On Thursday morning, I presented my recent work that updated a programming assignment in Introduction to Computer Systems, and from which we saw improvements in student exam scores. We did not research the specific action, and are therefore left with two theories. First, the improvement could be from using better style in the starter code and emphasizing this style in submissions. Second, we redesigned the traces to require submissions to address different cases and thereby implement different features. I lean toward the formed, but have no data driven basis for this hypothesis.
Let's discuss active learning briefly. I attended (or ran) several sessions focused on this class of techniques. The basic idea is that students have better engagement and learning by actively participating in class. There are a variety of techniques that work to help increase student activity. On Thursday afternoon, Sat Garcia of USD, presented Improving Classroom Preparedness Using Guided Practice, which showed how student learning improved from participating in Peer Instruction, which particularly requires students to come to class prepared. Shortly later, Cynthia Taylor joined Sat and I in organizing a Bird of Feather (BoF) session on using Active-learning in Systems Courses. We had about 30-40 attendees there split into two groups discussing some techniques they have used and problems they have observed. 5 years ago, a similar BoF had attendance around 15-20, so we are making progress as a field.
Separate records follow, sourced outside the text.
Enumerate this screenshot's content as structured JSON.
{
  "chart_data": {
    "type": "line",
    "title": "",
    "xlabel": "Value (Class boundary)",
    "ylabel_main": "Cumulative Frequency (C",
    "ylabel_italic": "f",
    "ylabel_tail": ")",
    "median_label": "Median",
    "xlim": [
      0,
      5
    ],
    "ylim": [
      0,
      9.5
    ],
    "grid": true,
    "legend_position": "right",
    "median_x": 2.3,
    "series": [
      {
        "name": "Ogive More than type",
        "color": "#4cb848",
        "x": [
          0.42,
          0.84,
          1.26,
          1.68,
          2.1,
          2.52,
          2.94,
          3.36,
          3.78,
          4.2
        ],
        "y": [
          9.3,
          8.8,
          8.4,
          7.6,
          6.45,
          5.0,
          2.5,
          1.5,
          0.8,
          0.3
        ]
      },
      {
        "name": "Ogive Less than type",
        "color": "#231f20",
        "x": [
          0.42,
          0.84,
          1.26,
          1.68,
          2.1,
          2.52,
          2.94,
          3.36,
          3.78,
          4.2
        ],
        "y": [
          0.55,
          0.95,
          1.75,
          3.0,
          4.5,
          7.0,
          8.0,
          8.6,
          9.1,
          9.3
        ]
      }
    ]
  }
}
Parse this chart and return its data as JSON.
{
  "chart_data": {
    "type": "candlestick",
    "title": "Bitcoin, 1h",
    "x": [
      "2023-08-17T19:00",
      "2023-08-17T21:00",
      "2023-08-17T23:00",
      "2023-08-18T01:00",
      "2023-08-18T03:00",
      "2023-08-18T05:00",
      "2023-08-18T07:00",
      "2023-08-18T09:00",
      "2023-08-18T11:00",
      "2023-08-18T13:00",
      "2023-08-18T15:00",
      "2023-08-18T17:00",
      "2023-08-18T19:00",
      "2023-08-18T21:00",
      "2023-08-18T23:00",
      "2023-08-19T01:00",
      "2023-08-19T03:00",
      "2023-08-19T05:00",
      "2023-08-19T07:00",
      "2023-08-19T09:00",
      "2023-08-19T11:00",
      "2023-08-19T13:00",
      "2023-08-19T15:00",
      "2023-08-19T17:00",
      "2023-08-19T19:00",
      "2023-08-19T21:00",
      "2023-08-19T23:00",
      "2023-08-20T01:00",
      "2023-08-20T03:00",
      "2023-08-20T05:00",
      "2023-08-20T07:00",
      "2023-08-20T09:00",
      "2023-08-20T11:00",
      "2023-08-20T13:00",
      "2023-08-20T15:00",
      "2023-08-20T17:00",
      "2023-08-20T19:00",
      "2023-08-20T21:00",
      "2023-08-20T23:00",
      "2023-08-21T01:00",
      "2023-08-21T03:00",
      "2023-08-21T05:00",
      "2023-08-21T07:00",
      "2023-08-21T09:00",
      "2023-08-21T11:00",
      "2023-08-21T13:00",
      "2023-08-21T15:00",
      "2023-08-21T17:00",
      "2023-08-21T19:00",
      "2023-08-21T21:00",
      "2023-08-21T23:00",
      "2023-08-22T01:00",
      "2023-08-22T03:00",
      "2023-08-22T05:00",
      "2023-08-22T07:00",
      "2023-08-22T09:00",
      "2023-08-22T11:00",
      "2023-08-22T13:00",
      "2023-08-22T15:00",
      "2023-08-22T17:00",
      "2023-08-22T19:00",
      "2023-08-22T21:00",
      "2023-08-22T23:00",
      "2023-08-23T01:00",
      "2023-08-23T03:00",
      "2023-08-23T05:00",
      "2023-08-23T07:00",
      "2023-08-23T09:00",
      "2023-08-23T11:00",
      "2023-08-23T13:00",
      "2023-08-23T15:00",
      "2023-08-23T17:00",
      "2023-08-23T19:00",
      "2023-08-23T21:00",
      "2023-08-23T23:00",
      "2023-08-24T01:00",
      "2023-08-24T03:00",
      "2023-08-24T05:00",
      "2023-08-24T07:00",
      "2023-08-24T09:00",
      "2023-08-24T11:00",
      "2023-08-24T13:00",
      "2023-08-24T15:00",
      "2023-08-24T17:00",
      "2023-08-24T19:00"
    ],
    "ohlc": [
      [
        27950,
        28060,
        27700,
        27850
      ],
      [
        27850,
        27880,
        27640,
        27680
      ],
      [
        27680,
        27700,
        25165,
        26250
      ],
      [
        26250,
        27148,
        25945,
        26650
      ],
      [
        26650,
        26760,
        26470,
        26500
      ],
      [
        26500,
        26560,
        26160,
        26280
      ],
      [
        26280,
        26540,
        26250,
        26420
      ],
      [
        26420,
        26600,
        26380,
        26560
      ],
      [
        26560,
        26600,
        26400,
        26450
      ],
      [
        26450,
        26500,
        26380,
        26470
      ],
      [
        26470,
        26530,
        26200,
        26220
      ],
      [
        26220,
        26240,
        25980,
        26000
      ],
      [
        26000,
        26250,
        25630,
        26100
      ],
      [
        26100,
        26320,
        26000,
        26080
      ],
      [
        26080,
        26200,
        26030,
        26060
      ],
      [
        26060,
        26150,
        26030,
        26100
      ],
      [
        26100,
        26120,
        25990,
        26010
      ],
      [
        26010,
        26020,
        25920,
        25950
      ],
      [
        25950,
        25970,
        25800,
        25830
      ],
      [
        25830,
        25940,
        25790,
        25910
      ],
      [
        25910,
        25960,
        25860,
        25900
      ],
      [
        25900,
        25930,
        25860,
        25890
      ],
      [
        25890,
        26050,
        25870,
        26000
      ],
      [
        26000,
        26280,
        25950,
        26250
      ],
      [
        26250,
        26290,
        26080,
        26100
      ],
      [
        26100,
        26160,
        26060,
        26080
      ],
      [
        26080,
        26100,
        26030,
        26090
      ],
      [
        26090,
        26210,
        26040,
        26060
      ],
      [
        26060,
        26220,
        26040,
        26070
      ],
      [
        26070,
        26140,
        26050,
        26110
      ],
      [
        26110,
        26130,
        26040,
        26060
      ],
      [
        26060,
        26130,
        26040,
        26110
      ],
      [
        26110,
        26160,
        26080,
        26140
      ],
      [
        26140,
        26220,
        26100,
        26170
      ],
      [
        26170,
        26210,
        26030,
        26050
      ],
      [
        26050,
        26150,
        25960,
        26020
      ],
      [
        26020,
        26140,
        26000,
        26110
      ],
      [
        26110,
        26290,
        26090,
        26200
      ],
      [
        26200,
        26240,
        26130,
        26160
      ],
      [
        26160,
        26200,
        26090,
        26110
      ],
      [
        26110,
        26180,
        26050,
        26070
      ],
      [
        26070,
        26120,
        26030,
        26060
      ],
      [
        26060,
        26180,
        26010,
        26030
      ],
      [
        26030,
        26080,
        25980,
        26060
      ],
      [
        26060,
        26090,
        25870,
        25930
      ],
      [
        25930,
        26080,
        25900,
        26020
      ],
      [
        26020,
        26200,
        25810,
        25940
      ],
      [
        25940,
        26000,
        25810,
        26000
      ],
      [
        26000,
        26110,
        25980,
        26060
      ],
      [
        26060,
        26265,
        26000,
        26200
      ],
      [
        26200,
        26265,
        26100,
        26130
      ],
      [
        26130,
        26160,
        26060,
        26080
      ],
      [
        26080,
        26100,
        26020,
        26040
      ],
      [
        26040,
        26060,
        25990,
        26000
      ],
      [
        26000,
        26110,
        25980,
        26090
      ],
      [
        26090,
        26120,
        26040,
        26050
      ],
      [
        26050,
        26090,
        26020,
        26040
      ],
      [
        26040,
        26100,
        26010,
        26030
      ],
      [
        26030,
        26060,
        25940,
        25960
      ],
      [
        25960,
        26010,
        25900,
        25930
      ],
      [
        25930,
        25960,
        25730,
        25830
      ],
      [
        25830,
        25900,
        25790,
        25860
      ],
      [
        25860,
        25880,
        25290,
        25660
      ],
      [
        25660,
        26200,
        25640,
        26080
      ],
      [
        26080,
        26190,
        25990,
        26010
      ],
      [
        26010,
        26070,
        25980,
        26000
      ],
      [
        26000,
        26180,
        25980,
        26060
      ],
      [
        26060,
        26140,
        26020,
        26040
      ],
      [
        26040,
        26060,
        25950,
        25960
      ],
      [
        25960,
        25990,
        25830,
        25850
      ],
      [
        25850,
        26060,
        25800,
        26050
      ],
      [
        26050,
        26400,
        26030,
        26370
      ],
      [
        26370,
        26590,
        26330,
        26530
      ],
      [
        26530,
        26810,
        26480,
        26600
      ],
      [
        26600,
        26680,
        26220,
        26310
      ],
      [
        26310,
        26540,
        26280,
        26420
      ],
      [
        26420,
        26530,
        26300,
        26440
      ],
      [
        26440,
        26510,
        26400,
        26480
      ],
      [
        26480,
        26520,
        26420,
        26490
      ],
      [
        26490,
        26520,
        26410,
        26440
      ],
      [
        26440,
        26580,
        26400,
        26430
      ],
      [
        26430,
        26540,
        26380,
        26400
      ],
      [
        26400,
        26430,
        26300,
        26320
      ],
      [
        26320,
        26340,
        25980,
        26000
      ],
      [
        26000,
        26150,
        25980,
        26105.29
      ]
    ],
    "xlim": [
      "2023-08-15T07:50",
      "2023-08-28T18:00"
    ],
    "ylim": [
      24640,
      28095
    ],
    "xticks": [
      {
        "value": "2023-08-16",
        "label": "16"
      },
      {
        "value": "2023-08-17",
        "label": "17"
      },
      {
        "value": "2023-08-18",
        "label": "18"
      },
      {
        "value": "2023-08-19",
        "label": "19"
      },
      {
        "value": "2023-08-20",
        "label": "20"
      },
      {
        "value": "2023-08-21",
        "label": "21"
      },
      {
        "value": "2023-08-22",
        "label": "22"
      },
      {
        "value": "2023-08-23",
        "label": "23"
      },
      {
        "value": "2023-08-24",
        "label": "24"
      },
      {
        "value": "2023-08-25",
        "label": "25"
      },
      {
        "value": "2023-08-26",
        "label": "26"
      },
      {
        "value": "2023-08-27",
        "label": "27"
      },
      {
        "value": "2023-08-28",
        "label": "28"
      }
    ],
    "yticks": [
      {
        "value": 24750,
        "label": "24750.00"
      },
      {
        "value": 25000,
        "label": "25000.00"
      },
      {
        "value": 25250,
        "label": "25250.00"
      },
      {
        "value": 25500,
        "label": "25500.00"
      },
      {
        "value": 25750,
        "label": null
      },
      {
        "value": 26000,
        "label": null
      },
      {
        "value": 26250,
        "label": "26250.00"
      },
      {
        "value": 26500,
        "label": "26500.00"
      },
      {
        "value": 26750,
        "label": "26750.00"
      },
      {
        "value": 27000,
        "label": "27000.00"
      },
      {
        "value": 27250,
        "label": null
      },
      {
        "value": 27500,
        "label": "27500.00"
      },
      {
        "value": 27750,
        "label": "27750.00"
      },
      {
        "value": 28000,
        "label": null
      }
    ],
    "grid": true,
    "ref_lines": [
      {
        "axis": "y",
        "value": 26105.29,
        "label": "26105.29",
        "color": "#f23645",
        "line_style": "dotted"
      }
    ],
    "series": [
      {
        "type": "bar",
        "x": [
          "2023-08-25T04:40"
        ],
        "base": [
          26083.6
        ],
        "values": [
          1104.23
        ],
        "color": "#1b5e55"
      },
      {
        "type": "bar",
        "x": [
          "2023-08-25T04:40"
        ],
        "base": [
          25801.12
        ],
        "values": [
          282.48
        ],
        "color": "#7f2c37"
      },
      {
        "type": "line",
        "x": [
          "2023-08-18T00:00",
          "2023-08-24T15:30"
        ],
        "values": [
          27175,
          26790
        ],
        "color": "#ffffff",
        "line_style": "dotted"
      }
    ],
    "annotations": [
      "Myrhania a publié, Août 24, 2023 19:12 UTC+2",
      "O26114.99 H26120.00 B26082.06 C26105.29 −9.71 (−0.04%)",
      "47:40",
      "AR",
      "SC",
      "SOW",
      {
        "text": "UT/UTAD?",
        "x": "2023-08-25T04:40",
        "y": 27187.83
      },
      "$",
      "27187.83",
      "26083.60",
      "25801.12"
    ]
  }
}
On Friday, I spoke with Brandon Myers who has done work on using POGIL in Computer Organization and Architecture. In POGIL, students are working in groups of 3-4 with specific roles through a guided learning, guiding students into discovering the concepts themselves. We had a nice conversation and may be merging our draft resources. This last point is often the tricky part of using active learning in that developing reasonable materials can be both time intensive and requires several iterations.
The Friday morning keynote presentation was given by Tim Bell, who spoke about K-12. This topic is rather distant from my own work and research, so I was skeptical. Yet, I came out quite enthused. It was interesting to think about presenting Computer Science concepts in non-traditional ways, based initially on having to explain your field at elementary school when the other presenters are a cop and a nurse (his example). How could you get 6 year olds to sort? Or see the advantage of binary search as the data grows?
In the afternoon, I was a session chair for the first time. I moderated the session on Errors, so obviously the AV system stopped working for a short duration. Beyond that incident, the session seemed to go well.
I always like going to SIGCSE. It is rejuvenating and exhausting. So many teachers to speak with about courses, curriculum, and other related topics. And then you find that you've been social for 16 hours or so hours.